With the right permits, the state allows landowners to build these ponds so firefighting helicopters with dip buckets have a water source to pull from.
“This is the first strike for my fire suppression systems,” Thuresson says. “You can see the size of that pipe, I can really suck a lot of water out of it quick and have good pressure.”
Thuresson built everything himself: the dip pond, the fire hydrant and sprinkler system, the solar panels and battery backup. He says it cost about $10,000. He spent another couple thousand dollars on heavy equipment, including a brush hog for mowing undergrowth and a bulldozer for digging fire lines.
He also uses a chainsaw to cut the lower limbs off trees. Otherwise, fire could climb them.
“Then you have crown fires,” Thuresson says. “And when you have crown fires in a forest, you might as well get out. It’s deadly, it moves fast, and it sucks up all the oxygen. ”
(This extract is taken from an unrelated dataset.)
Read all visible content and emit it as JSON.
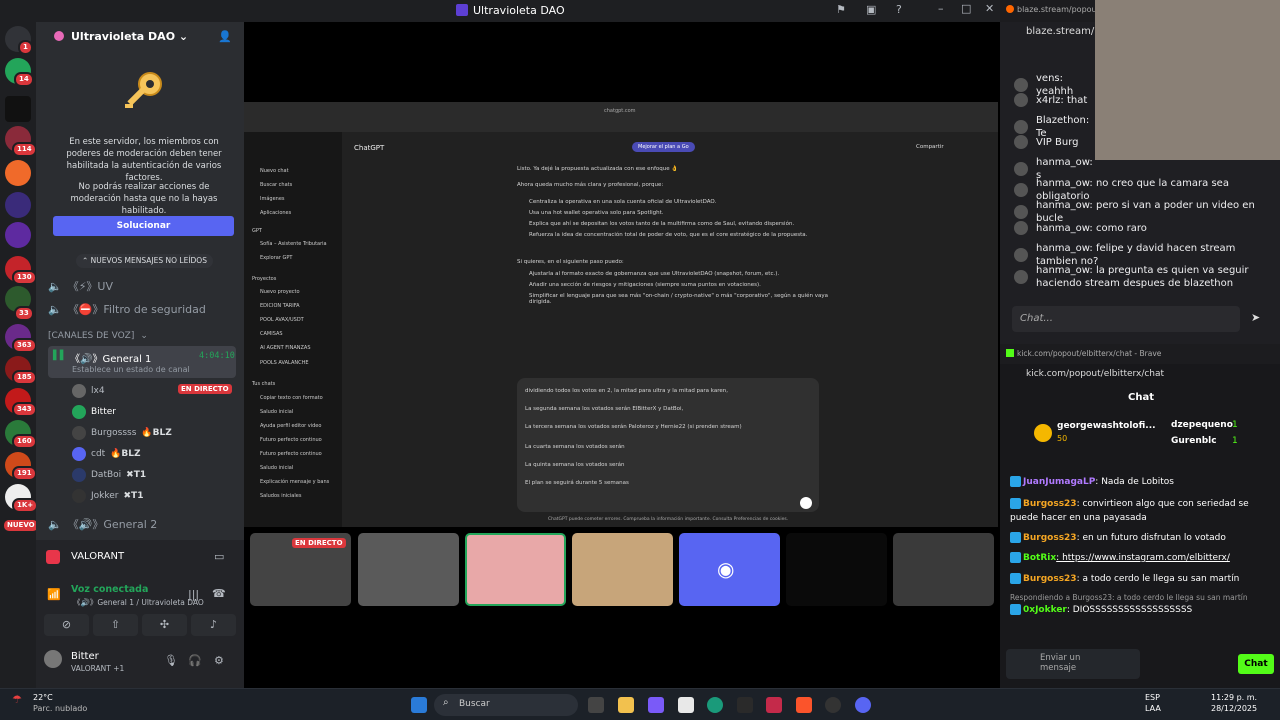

Neil Thuresson installed solar panels on his property that charge large batteries, so he could pump his well in the event of a blackout.
Needless to say, all of this is a lot of work. But Neil says it’s worth it, if it means he gets to live here.
“I just love living in the woods,” Thuresson says. “I like seeing the animals and wildlife that live here. I like having the privacy and open space.”
Thuresson says this work is also his responsibility as a landowner living on 75 acres of forest. If a wildfire strikes his property, he can get a head start on the flames before firefighters get there. He sees it as a way of not only protecting his home, but the whole community, from a devastating wildfire.